Toyota Motor Corp, the world’s largest automaker, decided to positively modify its operating profit guidance – just as expected – given the fact that the continued depreciating value of the yen currency lifts overseas sales value, thoroughly offsetting a sales slump seen in Japan.
The yen’s decline has buoyed all Japanese companies – including the automakers – and has been a boon in particular for Toyota, which exports around 50 percent of the internally produced vehicles. Additionally, cost cutting strategies set in place during the years when the yen was hovering at record highs have also helped the company’s bottom line. The biggest Japanese carmaker now predicts record profit of 2.70 trillion yen ($22.93 billion) for the year ending March 31 – up 8 percent since the last forecast f 2.5 trillion yen and is also above average analysts estimates. A Reuters poll of 30 analysts saw the figure at 2.762 trillion yen. “This is the result of our efforts started during the strong-yen era to boost per-vehicle profitability and lower fixed costs,” commented Managing Officer Takuo Sasaki. The automaker also expects an improved operating profit margin of 10 percent, up from 9.4 percent that accompanied the last forecast.

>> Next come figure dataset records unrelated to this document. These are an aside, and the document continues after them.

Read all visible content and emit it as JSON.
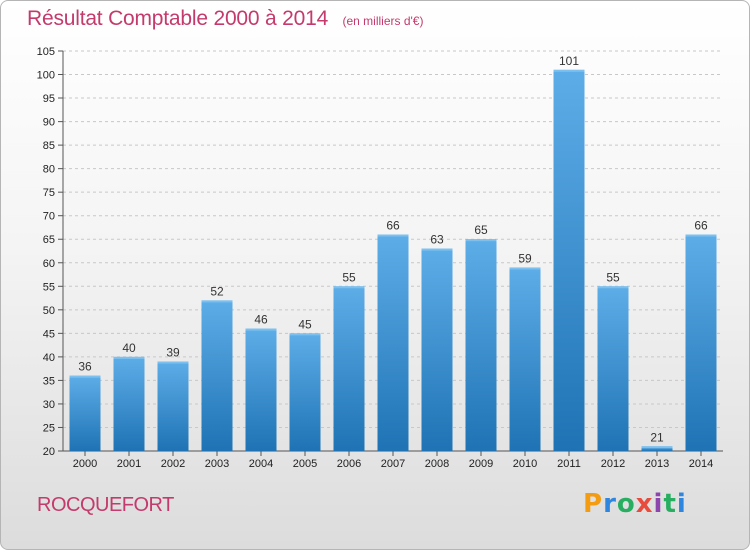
{
  "header": {
    "title": "Résultat Comptable 2000 à 2014",
    "unit": "(en milliers d'€)"
  },
  "footer": {
    "commune": "ROCQUEFORT",
    "logo": "Proxiti"
  },
  "colors": {
    "accent": "#c43a6c",
    "bar_top": "#5dade8",
    "bar_bottom": "#1f73b4",
    "grid": "#c8c8c8"
  },
  "chart_data": {
    "type": "bar",
    "title": "Résultat Comptable 2000 à 2014",
    "subtitle": "(en milliers d'€)",
    "xlabel": "",
    "ylabel": "",
    "categories": [
      "2000",
      "2001",
      "2002",
      "2003",
      "2004",
      "2005",
      "2006",
      "2007",
      "2008",
      "2009",
      "2010",
      "2011",
      "2012",
      "2013",
      "2014"
    ],
    "values": [
      36,
      40,
      39,
      52,
      46,
      45,
      55,
      66,
      63,
      65,
      59,
      101,
      55,
      21,
      66
    ],
    "ylim": [
      20,
      105
    ],
    "yticks": [
      20,
      25,
      30,
      35,
      40,
      45,
      50,
      55,
      60,
      65,
      70,
      75,
      80,
      85,
      90,
      95,
      100,
      105
    ],
    "grid": "horizontal dashed",
    "legend": "none"
  }
}
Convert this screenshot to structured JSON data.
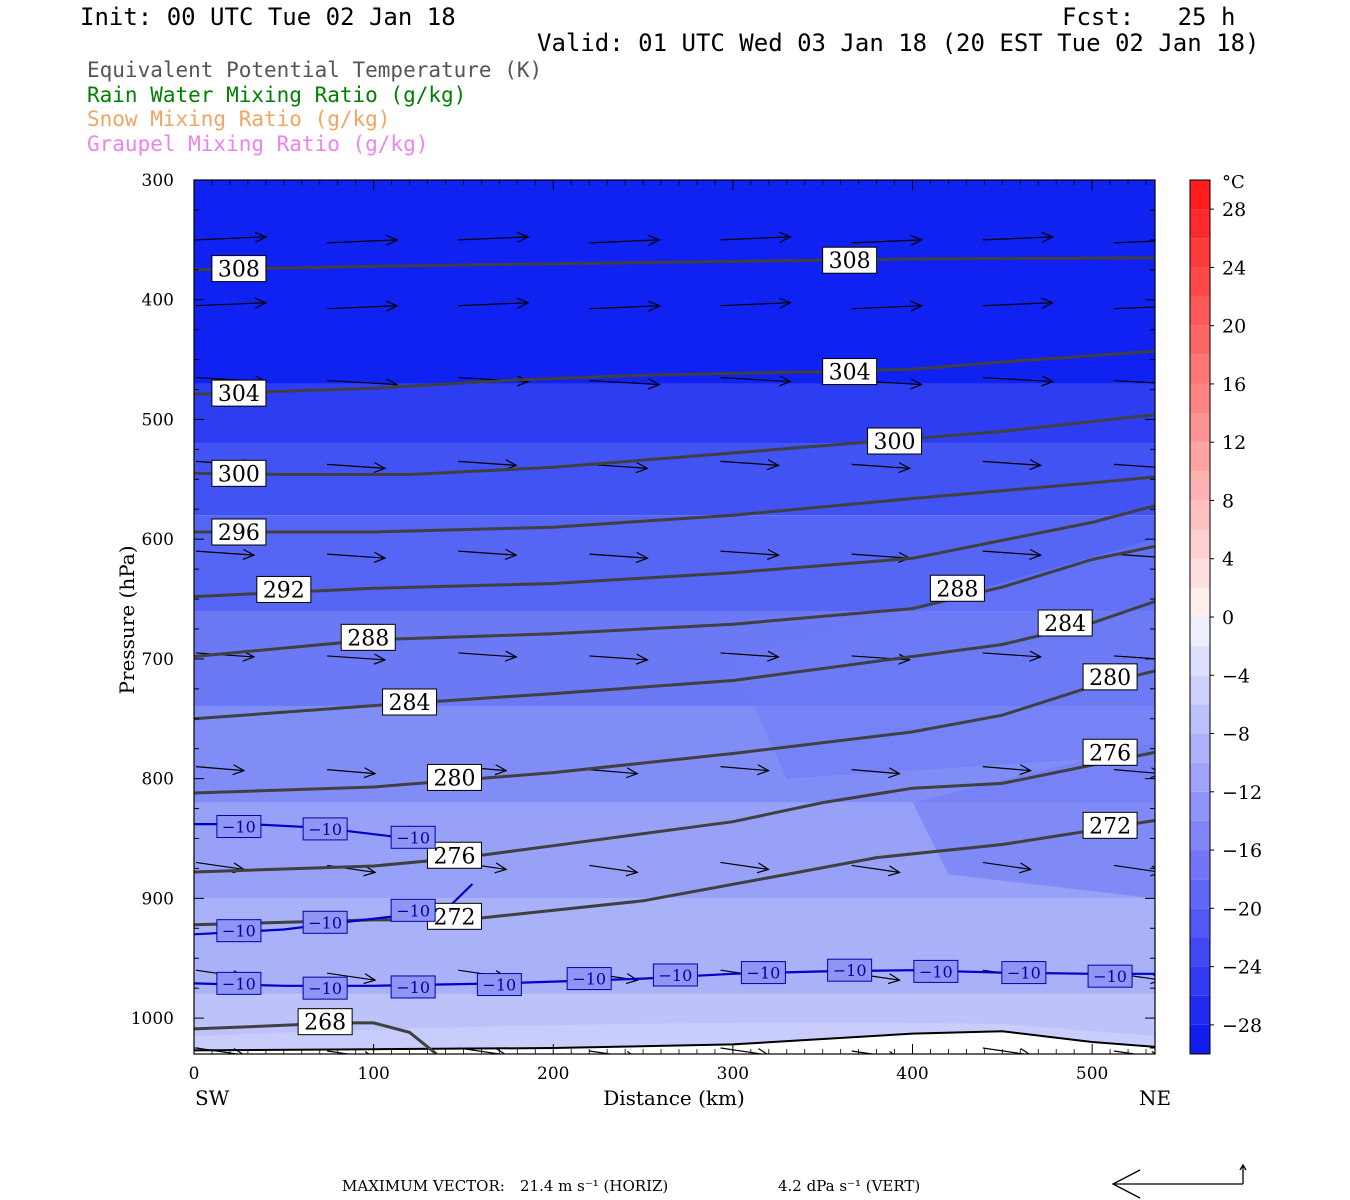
{
  "header": {
    "init": "Init: 00 UTC Tue 02 Jan 18",
    "fcst": "Fcst:   25 h",
    "valid": "Valid: 01 UTC Wed 03 Jan 18 (20 EST Tue 02 Jan 18)"
  },
  "legend": [
    {
      "text": "Equivalent Potential Temperature (K)",
      "color": "#555555"
    },
    {
      "text": "Rain Water Mixing Ratio (g/kg)",
      "color": "#008000"
    },
    {
      "text": "Snow Mixing Ratio (g/kg)",
      "color": "#f4a460"
    },
    {
      "text": "Graupel Mixing Ratio (g/kg)",
      "color": "#ee82ee"
    }
  ],
  "chart_data": {
    "type": "contour-cross-section",
    "xlabel": "Distance (km)",
    "ylabel": "Pressure (hPa)",
    "xlim": [
      0,
      535
    ],
    "ylim": [
      1030,
      300
    ],
    "xticks": [
      0,
      100,
      200,
      300,
      400,
      500
    ],
    "yticks": [
      300,
      400,
      500,
      600,
      700,
      800,
      900,
      1000
    ],
    "x_left_label": "SW",
    "x_right_label": "NE",
    "colorbar": {
      "unit": "°C",
      "tick_labels": [
        28,
        24,
        20,
        16,
        12,
        8,
        4,
        0,
        -4,
        -8,
        -12,
        -16,
        -20,
        -24,
        -28
      ],
      "levels": [
        -30,
        -28,
        -26,
        -24,
        -22,
        -20,
        -18,
        -16,
        -14,
        -12,
        -10,
        -8,
        -6,
        -4,
        -2,
        0,
        2,
        4,
        6,
        8,
        10,
        12,
        14,
        16,
        18,
        20,
        22,
        24,
        26,
        28,
        30
      ]
    },
    "theta_e_contours": [
      {
        "value": 308,
        "points": [
          [
            0,
            375
          ],
          [
            100,
            372
          ],
          [
            200,
            370
          ],
          [
            300,
            368
          ],
          [
            400,
            366
          ],
          [
            535,
            365
          ]
        ],
        "labels": [
          [
            25,
            374
          ],
          [
            365,
            367
          ]
        ]
      },
      {
        "value": 304,
        "points": [
          [
            0,
            479
          ],
          [
            100,
            474
          ],
          [
            180,
            467
          ],
          [
            250,
            463
          ],
          [
            350,
            460
          ],
          [
            400,
            458
          ],
          [
            450,
            452
          ],
          [
            535,
            443
          ]
        ],
        "labels": [
          [
            25,
            478
          ],
          [
            365,
            460
          ]
        ]
      },
      {
        "value": 300,
        "points": [
          [
            0,
            545
          ],
          [
            50,
            546
          ],
          [
            120,
            546
          ],
          [
            200,
            540
          ],
          [
            300,
            528
          ],
          [
            400,
            516
          ],
          [
            450,
            510
          ],
          [
            535,
            496
          ]
        ],
        "labels": [
          [
            25,
            545
          ],
          [
            390,
            518
          ]
        ]
      },
      {
        "value": 296,
        "points": [
          [
            0,
            594
          ],
          [
            100,
            594
          ],
          [
            200,
            590
          ],
          [
            300,
            580
          ],
          [
            400,
            566
          ],
          [
            500,
            553
          ],
          [
            535,
            548
          ]
        ],
        "labels": [
          [
            25,
            594
          ]
        ]
      },
      {
        "value": 292,
        "points": [
          [
            0,
            648
          ],
          [
            100,
            641
          ],
          [
            200,
            637
          ],
          [
            300,
            628
          ],
          [
            400,
            616
          ],
          [
            500,
            586
          ],
          [
            535,
            572
          ]
        ],
        "labels": [
          [
            50,
            642
          ]
        ]
      },
      {
        "value": 288,
        "points": [
          [
            0,
            698
          ],
          [
            100,
            684
          ],
          [
            200,
            679
          ],
          [
            300,
            671
          ],
          [
            400,
            658
          ],
          [
            450,
            640
          ],
          [
            500,
            617
          ],
          [
            535,
            606
          ]
        ],
        "labels": [
          [
            97,
            682
          ],
          [
            425,
            641
          ]
        ]
      },
      {
        "value": 284,
        "points": [
          [
            0,
            750
          ],
          [
            100,
            739
          ],
          [
            200,
            729
          ],
          [
            300,
            718
          ],
          [
            400,
            698
          ],
          [
            450,
            688
          ],
          [
            500,
            670
          ],
          [
            535,
            652
          ]
        ],
        "labels": [
          [
            120,
            736
          ],
          [
            485,
            670
          ]
        ]
      },
      {
        "value": 280,
        "points": [
          [
            0,
            812
          ],
          [
            100,
            807
          ],
          [
            200,
            795
          ],
          [
            300,
            779
          ],
          [
            400,
            761
          ],
          [
            450,
            747
          ],
          [
            500,
            723
          ],
          [
            535,
            710
          ]
        ],
        "labels": [
          [
            145,
            799
          ],
          [
            510,
            715
          ]
        ]
      },
      {
        "value": 276,
        "points": [
          [
            0,
            878
          ],
          [
            100,
            873
          ],
          [
            150,
            866
          ],
          [
            200,
            856
          ],
          [
            300,
            836
          ],
          [
            350,
            820
          ],
          [
            400,
            808
          ],
          [
            450,
            804
          ],
          [
            535,
            778
          ]
        ],
        "labels": [
          [
            145,
            864
          ],
          [
            510,
            778
          ]
        ]
      },
      {
        "value": 272,
        "points": [
          [
            0,
            922
          ],
          [
            100,
            918
          ],
          [
            150,
            918
          ],
          [
            250,
            902
          ],
          [
            330,
            880
          ],
          [
            380,
            866
          ],
          [
            450,
            855
          ],
          [
            535,
            835
          ]
        ],
        "labels": [
          [
            145,
            915
          ],
          [
            510,
            839
          ]
        ]
      },
      {
        "value": 268,
        "points": [
          [
            0,
            1009
          ],
          [
            50,
            1006
          ],
          [
            80,
            1004
          ],
          [
            100,
            1004
          ],
          [
            120,
            1012
          ],
          [
            135,
            1030
          ]
        ],
        "labels": [
          [
            73,
            1003
          ]
        ]
      }
    ],
    "temperature_contours": [
      {
        "value": -10,
        "points": [
          [
            0,
            838
          ],
          [
            30,
            838
          ],
          [
            70,
            841
          ],
          [
            120,
            850
          ],
          [
            145,
            857
          ]
        ],
        "labels": [
          [
            25,
            840
          ],
          [
            73,
            842
          ],
          [
            122,
            849
          ]
        ]
      },
      {
        "value": -10,
        "points": [
          [
            0,
            930
          ],
          [
            50,
            926
          ],
          [
            100,
            917
          ],
          [
            140,
            910
          ],
          [
            155,
            888
          ]
        ],
        "labels": [
          [
            25,
            927
          ],
          [
            73,
            920
          ],
          [
            122,
            910
          ]
        ]
      },
      {
        "value": -10,
        "points": [
          [
            0,
            971
          ],
          [
            50,
            973
          ],
          [
            100,
            973
          ],
          [
            170,
            971
          ],
          [
            250,
            967
          ],
          [
            300,
            963
          ],
          [
            350,
            961
          ],
          [
            400,
            960
          ],
          [
            450,
            962
          ],
          [
            500,
            963
          ],
          [
            535,
            963
          ]
        ],
        "labels": [
          [
            25,
            971
          ],
          [
            73,
            975
          ],
          [
            122,
            974
          ],
          [
            170,
            972
          ],
          [
            220,
            967
          ],
          [
            268,
            964
          ],
          [
            317,
            962
          ],
          [
            365,
            960
          ],
          [
            413,
            961
          ],
          [
            462,
            962
          ],
          [
            510,
            965
          ]
        ]
      }
    ],
    "max_vector": {
      "horiz_label": "MAXIMUM VECTOR:",
      "horiz_value": "21.4 m s⁻¹ (HORIZ)",
      "vert_value": "4.2 dPa s⁻¹ (VERT)"
    }
  }
}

When it comes to the third quarter results for the fiscal year (the October-December period), Toyota said it saw operating profit jumping 27 percent to 762.88 billion yen, and also changed its US dollar-yen exchange rate assumption to 109 yen for 2015, up from 104 yen. In America, which counts as Toyota’s largest market, the company has managed to jump ahead of its Japanese rivals, thanks to an extensive range of models. While Prius and other eco-conscious models were negatively impacted by the dropping fuel prices, the situation led to increased demand for Lexus luxury models, pickup trucks and other high-margin vehicles. The North American sales forecast for the year now stands at 2.75 million vehicles, though for other regions the forecast registered negative updates.